When I go home, I really hope I can take a parts of Thailand with me (not just my oversized suitcase of souveniers and decorations). But, I am serious about incorporating the parts of my Thai home into my American life. One of these is community meals. Thais do everything together, especially eat. Their mealtimes aren't just a time to fill one's stomach, but instead a sacred time of fellowship to share life with one another. I don't know what this would look like back in the States, especially in my small apartment in Waco, but I am going to seriously try. Maybe it will be regularly inviting people over for a meal instead of eating out, I'm not sure. I actually tried that out last year, but it became reality only once!
Of course, with all the joys of returning to the US, there are also many fears. One thing that I seem very good at is getting into transitional places. I'm not saying that I am good at transitions, but that I seem to be in them ALL THE TIME! Although I have made transitions to different states, homes, and cultures, I think this one may top them all.
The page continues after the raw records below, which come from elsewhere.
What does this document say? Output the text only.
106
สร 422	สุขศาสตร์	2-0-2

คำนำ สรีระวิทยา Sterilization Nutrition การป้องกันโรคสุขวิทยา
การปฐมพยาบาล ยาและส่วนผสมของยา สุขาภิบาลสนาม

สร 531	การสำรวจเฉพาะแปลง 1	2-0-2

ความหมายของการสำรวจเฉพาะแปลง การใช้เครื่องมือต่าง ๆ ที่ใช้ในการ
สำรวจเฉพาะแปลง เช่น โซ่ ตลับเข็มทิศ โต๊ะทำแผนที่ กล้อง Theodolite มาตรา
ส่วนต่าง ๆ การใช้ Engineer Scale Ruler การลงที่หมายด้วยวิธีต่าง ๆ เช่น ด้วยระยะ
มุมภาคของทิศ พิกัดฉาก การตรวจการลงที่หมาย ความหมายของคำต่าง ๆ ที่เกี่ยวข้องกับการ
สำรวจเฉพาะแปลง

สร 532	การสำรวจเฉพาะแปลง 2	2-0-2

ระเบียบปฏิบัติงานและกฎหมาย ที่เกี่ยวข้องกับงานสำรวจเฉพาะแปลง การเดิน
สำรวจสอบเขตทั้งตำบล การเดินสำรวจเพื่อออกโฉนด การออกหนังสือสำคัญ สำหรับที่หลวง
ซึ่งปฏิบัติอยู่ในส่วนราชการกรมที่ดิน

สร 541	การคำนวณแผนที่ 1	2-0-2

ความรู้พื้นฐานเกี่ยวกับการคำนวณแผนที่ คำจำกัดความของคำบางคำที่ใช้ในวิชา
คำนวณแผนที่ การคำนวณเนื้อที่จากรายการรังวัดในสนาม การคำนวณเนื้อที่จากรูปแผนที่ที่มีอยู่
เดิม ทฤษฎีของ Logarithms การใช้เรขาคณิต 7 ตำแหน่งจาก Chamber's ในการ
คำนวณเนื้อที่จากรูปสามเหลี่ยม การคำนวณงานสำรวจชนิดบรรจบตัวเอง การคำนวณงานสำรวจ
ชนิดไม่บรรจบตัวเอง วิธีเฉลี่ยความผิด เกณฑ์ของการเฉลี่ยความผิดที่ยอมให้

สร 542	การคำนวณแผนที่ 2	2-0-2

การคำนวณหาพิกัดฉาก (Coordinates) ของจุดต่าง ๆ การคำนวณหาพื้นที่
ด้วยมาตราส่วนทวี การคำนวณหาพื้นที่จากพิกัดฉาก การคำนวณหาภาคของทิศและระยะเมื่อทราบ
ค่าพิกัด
In July I will fly to CA to spend a month there adjusting to the time change, seeing family, friends, and supporters, going to doctor and dentist appointments (it's been a year, remember!), and finding a new car amongst other things since I sold my old one before leaving last year. Because I have one more year left at Baylor, I will be taking off for Texas with my little sister Natalie (yay!) in the beginning of August. I am very excited to move into yet another new apartment with a sweet friend that I came to know before leaving for Thailand and attend new classes, which, this semester, are mainly literature discussions taught by my favorite professors.
With all of the newness though, I remember that because I chose to answer God's call to come to Thailand during what would be my senior year, all but 3 close friends graduated this past May. So, it will be a sad return in a way. Definitely more quiet, and I'm sure my free time will be greater than when I left.
Suffice it to say, this transition is looming over me, inescapable. I'm approaching it with anxiety, but I wish to view it as a manifold opportunity. I know it will be a great opportunity for God to bring new people into my life, to provide new ways I can serve Him in SD and in Waco, to learn new passions, and just to enjoy this gift of life.
As we have all heard, home, after all, is not a place, but a state of the heart and the people that surround you.